Updated: Feb 28
Zaramo are an east central Bantu peoples whose ancestors most likely immigrated into modern day Tanzania sometime during the first millennium A.D. Oral histories suggest that the Zaramo moved eastward into their current location from the mountainous Luguru and Kutu areas around the turn of the 18th century. Linguistic evidence supports this history. Trade and slave caravans in the 18th century passed through Zaramo territory on their way to Lake Tanganyika, bringing Islam along with them.

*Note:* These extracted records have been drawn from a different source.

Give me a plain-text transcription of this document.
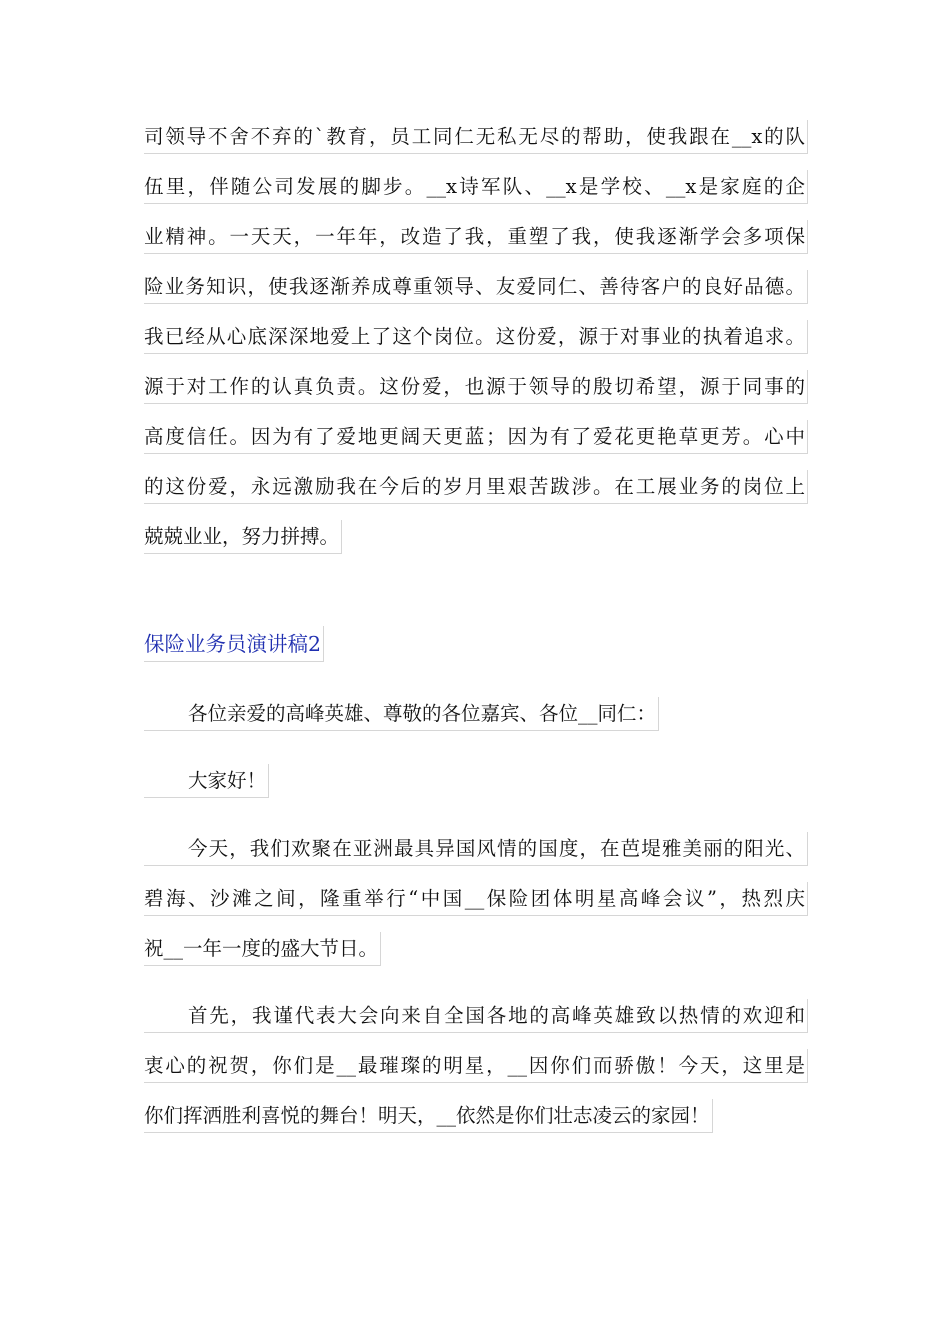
司领导不舍不弃的`教育，员工同仁无私无尽的帮助，使我跟在__x的队
伍里，伴随公司发展的脚步。__x诗军队、__x是学校、__x是家庭的企
业精神。一天天，一年年，改造了我，重塑了我，使我逐渐学会多项保
险业务知识，使我逐渐养成尊重领导、友爱同仁、善待客户的良好品德。
我已经从心底深深地爱上了这个岗位。这份爱，源于对事业的执着追求。
源于对工作的认真负责。这份爱，也源于领导的殷切希望，源于同事的
高度信任。因为有了爱地更阔天更蓝；因为有了爱花更艳草更芳。心中
的这份爱，永远激励我在今后的岁月里艰苦跋涉。在工展业务的岗位上
兢兢业业，努力拼搏。
保险业务员演讲稿2
各位亲爱的高峰英雄、尊敬的各位嘉宾、各位__同仁：
大家好！
今天，我们欢聚在亚洲最具异国风情的国度，在芭堤雅美丽的阳光、
碧海、沙滩之间，隆重举行“中国__保险团体明星高峰会议”，热烈庆
祝__一年一度的盛大节日。
首先，我谨代表大会向来自全国各地的高峰英雄致以热情的欢迎和
衷心的祝贺，你们是__最璀璨的明星，__因你们而骄傲！今天，这里是
你们挥洒胜利喜悦的舞台！明天，__依然是你们壮志凌云的家园！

As Dar es Salaam, the capital of Tanzania, has grown exponentially in the last twenty years many Zaramo settlements have been incorporated into the city, and many more Zaramo people have immigrated into the city in search of work.
Most Zaramo cultivation is done by women using a hand-held hoe. They grow maize, millet, and rice near the coast. Tomatoes, potatoes, peppers, cassava, cucumbers, and various other vegetables are grown. Tropical fruits, including mango, bananas, and coconut are abundant. In the past fishing and hunting were important, but have largely been replaced by raising domestic animals. Dried fish, brought inland from the coast, are commonly eaten. The Zaramo supply much of the fruit and vegetables that are sold in the markets of Dar es Salaam. Sisal, which is used for making ropes, is grown on large plantations throughout eastern Tanzania. Tanzania is the number one exporter of sisal.